Before the would-be assassin realized what was happening, Eel’s own hands shot from beneath the covers and grabbed the man’s arm. With a violent jerk, he pulled the man face-first into the cell bars. In the next cell, Lucky gave a shout of alarm.

Immediately, lights began coming on throughout the cellblock.

The assassin, bleeding profusely from a gash on his forehead, struggled to escape Eel’s grasp. He felt the hold on his arm loosen just a bit and took a step back. Before he could take advantage of the situation, however, the grip was tightened, and he felt himself slam into the steel bars a second time.

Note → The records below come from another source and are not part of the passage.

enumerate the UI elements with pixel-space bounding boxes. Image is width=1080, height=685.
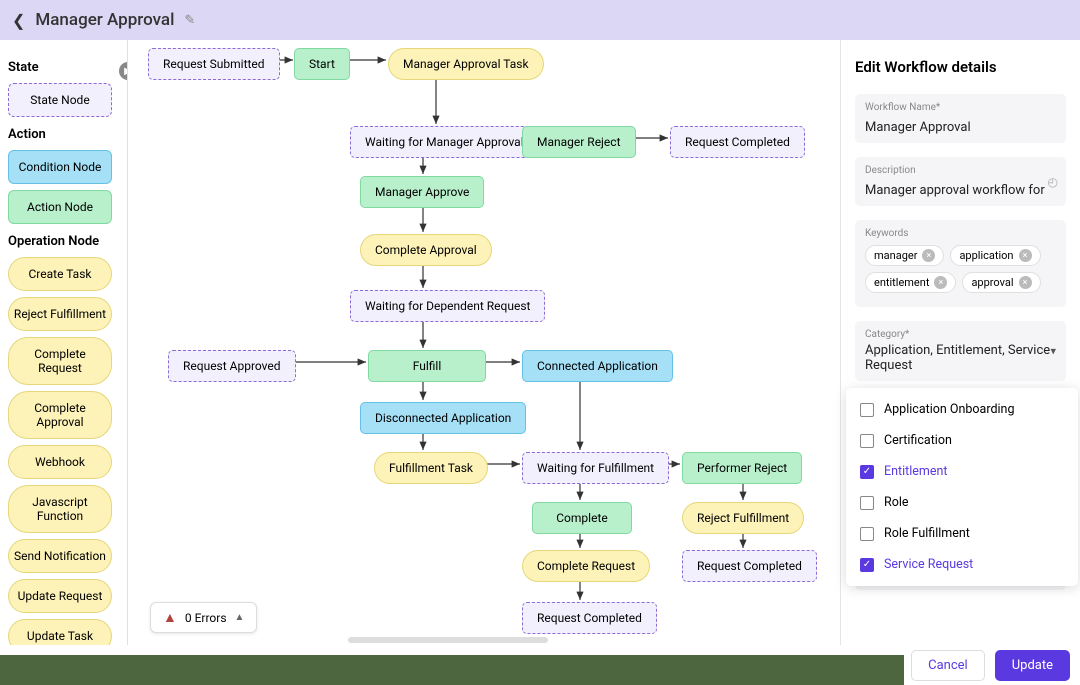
node-waiting-fulfillment[interactable]: Waiting for Fulfillment: [522, 452, 669, 484]
node-request-completed-2[interactable]: Request Completed: [682, 550, 817, 582]
category-dropdown[interactable]: Application Onboarding Certification ✓ Enti…: [846, 388, 1078, 586]
palette-op-reject-fulfillment[interactable]: Reject Fulfillment: [8, 297, 112, 331]
footer: Cancel Update: [0, 645, 1080, 685]
palette-state-node[interactable]: State Node: [8, 83, 112, 117]
desc-input[interactable]: [865, 183, 1056, 198]
sidebar: ▶ State State Node Action Condition Node…: [0, 40, 128, 645]
node-performer-reject[interactable]: Performer Reject: [682, 452, 802, 484]
palette-op-webhook[interactable]: Webhook: [8, 445, 112, 479]
palette-op-update-task[interactable]: Update Task: [8, 619, 112, 645]
update-button[interactable]: Update: [995, 650, 1070, 681]
chip-remove-icon[interactable]: ×: [934, 276, 947, 289]
palette-op-javascript-function[interactable]: Javascript Function: [8, 485, 112, 533]
chip-label: approval: [971, 276, 1013, 289]
section-operation: Operation Node: [8, 234, 119, 249]
page-title: Manager Approval: [35, 10, 174, 30]
palette-op-complete-request[interactable]: Complete Request: [8, 337, 112, 385]
horizontal-scrollbar[interactable]: [348, 637, 548, 643]
option-label: Service Request: [884, 557, 973, 572]
workflow-canvas[interactable]: Request Submitted Start Manager Approval T…: [128, 40, 840, 645]
node-fulfill[interactable]: Fulfill: [368, 350, 486, 382]
category-option[interactable]: Application Onboarding: [846, 394, 1078, 425]
chip-label: entitlement: [874, 276, 929, 289]
keyword-chip: application ×: [950, 245, 1040, 266]
node-reject-fulfillment[interactable]: Reject Fulfillment: [682, 502, 804, 534]
footer-accent: [0, 655, 904, 685]
chip-remove-icon[interactable]: ×: [1019, 249, 1032, 262]
section-action: Action: [8, 127, 119, 142]
name-input[interactable]: [865, 120, 1056, 135]
node-complete-approval[interactable]: Complete Approval: [360, 234, 492, 266]
chip-label: manager: [874, 249, 917, 262]
chip-label: application: [959, 249, 1013, 262]
chip-remove-icon[interactable]: ×: [1019, 276, 1032, 289]
panel-title: Edit Workflow details: [855, 58, 1066, 76]
node-fulfillment-task[interactable]: Fulfillment Task: [374, 452, 488, 484]
palette-op-complete-approval[interactable]: Complete Approval: [8, 391, 112, 439]
node-waiting-mgr-approval[interactable]: Waiting for Manager Approval: [350, 126, 539, 158]
back-icon[interactable]: ❮: [12, 11, 25, 30]
workflow-name-field[interactable]: Workflow Name*: [855, 94, 1066, 143]
node-mgr-approve[interactable]: Manager Approve: [360, 176, 484, 208]
node-connected-app[interactable]: Connected Application: [522, 350, 673, 382]
checkbox-icon[interactable]: [860, 496, 874, 510]
node-mgr-approval-task[interactable]: Manager Approval Task: [388, 48, 544, 80]
node-request-submitted[interactable]: Request Submitted: [148, 48, 280, 80]
option-label: Entitlement: [884, 464, 947, 479]
keywords-field[interactable]: Keywords manager×application×entitlement…: [855, 220, 1066, 307]
header: ❮ Manager Approval ✎: [0, 0, 1080, 40]
checkbox-icon[interactable]: [860, 434, 874, 448]
cancel-button[interactable]: Cancel: [911, 650, 985, 681]
errors-count: 0 Errors: [185, 611, 227, 625]
category-option[interactable]: ✓ Entitlement: [846, 456, 1078, 487]
palette-op-update-request[interactable]: Update Request: [8, 579, 112, 613]
keyword-chip: approval ×: [962, 272, 1040, 293]
chip-remove-icon[interactable]: ×: [922, 249, 935, 262]
option-label: Certification: [884, 433, 952, 448]
keyword-chip: manager ×: [865, 245, 944, 266]
node-mgr-reject[interactable]: Manager Reject: [522, 126, 636, 158]
palette-op-create-task[interactable]: Create Task: [8, 257, 112, 291]
keyword-chip: entitlement ×: [865, 272, 956, 293]
chevron-down-icon[interactable]: ▾: [1050, 345, 1056, 358]
node-complete[interactable]: Complete: [532, 502, 632, 534]
section-state: State: [8, 60, 119, 75]
palette-op-send-notification[interactable]: Send Notification: [8, 539, 112, 573]
cat-label: Category*: [865, 329, 1056, 340]
node-waiting-dep-req[interactable]: Waiting for Dependent Request: [350, 290, 545, 322]
kw-label: Keywords: [865, 228, 1056, 239]
expand-icon[interactable]: ◴: [1048, 175, 1058, 189]
checkbox-icon[interactable]: ✓: [860, 558, 874, 572]
checkbox-icon[interactable]: [860, 527, 874, 541]
warning-icon: ▲: [163, 609, 177, 626]
collapse-sidebar-icon[interactable]: ▶: [119, 62, 128, 80]
cat-value: Application, Entitlement, Service Reques…: [865, 343, 1056, 373]
option-label: Role Fulfillment: [884, 526, 970, 541]
option-label: Application Onboarding: [884, 402, 1014, 417]
category-option[interactable]: Role: [846, 487, 1078, 518]
category-select[interactable]: Category* Application, Entitlement, Serv…: [855, 321, 1066, 381]
errors-bar[interactable]: ▲ 0 Errors ▲: [150, 602, 257, 633]
name-label: Workflow Name*: [865, 102, 1056, 113]
node-complete-request[interactable]: Complete Request: [522, 550, 650, 582]
node-request-approved[interactable]: Request Approved: [168, 350, 296, 382]
node-disconnected-app[interactable]: Disconnected Application: [360, 402, 526, 434]
category-option[interactable]: ✓ Service Request: [846, 549, 1078, 580]
palette-condition-node[interactable]: Condition Node: [8, 150, 112, 184]
node-request-completed-3[interactable]: Request Completed: [522, 602, 657, 634]
palette-action-node[interactable]: Action Node: [8, 190, 112, 224]
checkbox-icon[interactable]: ✓: [860, 465, 874, 479]
category-option[interactable]: Role Fulfillment: [846, 518, 1078, 549]
checkbox-icon[interactable]: [860, 403, 874, 417]
option-label: Role: [884, 495, 909, 510]
desc-label: Description: [865, 165, 1056, 176]
chevron-up-icon: ▲: [235, 612, 245, 623]
details-panel: Edit Workflow details Workflow Name* Des…: [840, 40, 1080, 645]
node-start[interactable]: Start: [294, 48, 350, 80]
category-option[interactable]: Certification: [846, 425, 1078, 456]
node-request-completed-1[interactable]: Request Completed: [670, 126, 805, 158]
description-field[interactable]: Description ◴: [855, 157, 1066, 206]
edit-icon[interactable]: ✎: [184, 13, 195, 28]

Eel loosened his grip a second time and let the man fall to the floor. He rolled out of bed and stood up. He pushed the cell door open as the warden and several guards he recognized approached.

“What in Sam Hill is going on here?” the warden asked. He glanced at the man on the floor. “When did you figure out who your target was?”

Eel wiped his hands on his pants. “Tonight at lights out. I asked about Pete, and he told me Pete was sick. When I said I hoped it wasn’t serious, he almost answered in German.”

The warden motioned to the guards. “Get this piece of garbage into solitary confinement and call the Feds. Oh, and get a bandage on his head before he bleeds to death. I want him healthy enough to hang.”

Lucky pushed open the door to the cell he occupied. “If there’s ever anything you need, don’t hesitate to ask.”

“I’ll remember that,” Eel replied as he started to follow the warden back to his office.

Just before being put back in his cell, Lucky put his hand on his savior’s shoulder and whispered into his ear.

“You’re not really Eel O’Brian, are you?”

The man gave him a smile. “I never was.”


Bruce Wayne tossed the morning paper on the table where Dick Grayson sat eating his breakfast. The teenager put his juice down and read the headline.


Now will you tell me who that man was?” Dick asked. “Are you sure we can trust him?”

Bruce smiled at his ward. “I don’t know his real name, but he can be trusted.”

“Is it true that he taught you about disguises?”

“Yes,” Bruce said as he took his place at the table. “Few people know more about the subject than him.”

“So, who is he?”

“All I’ve ever known him as,” Bruce said, “is Cosmo, the Phantom of Disguise.”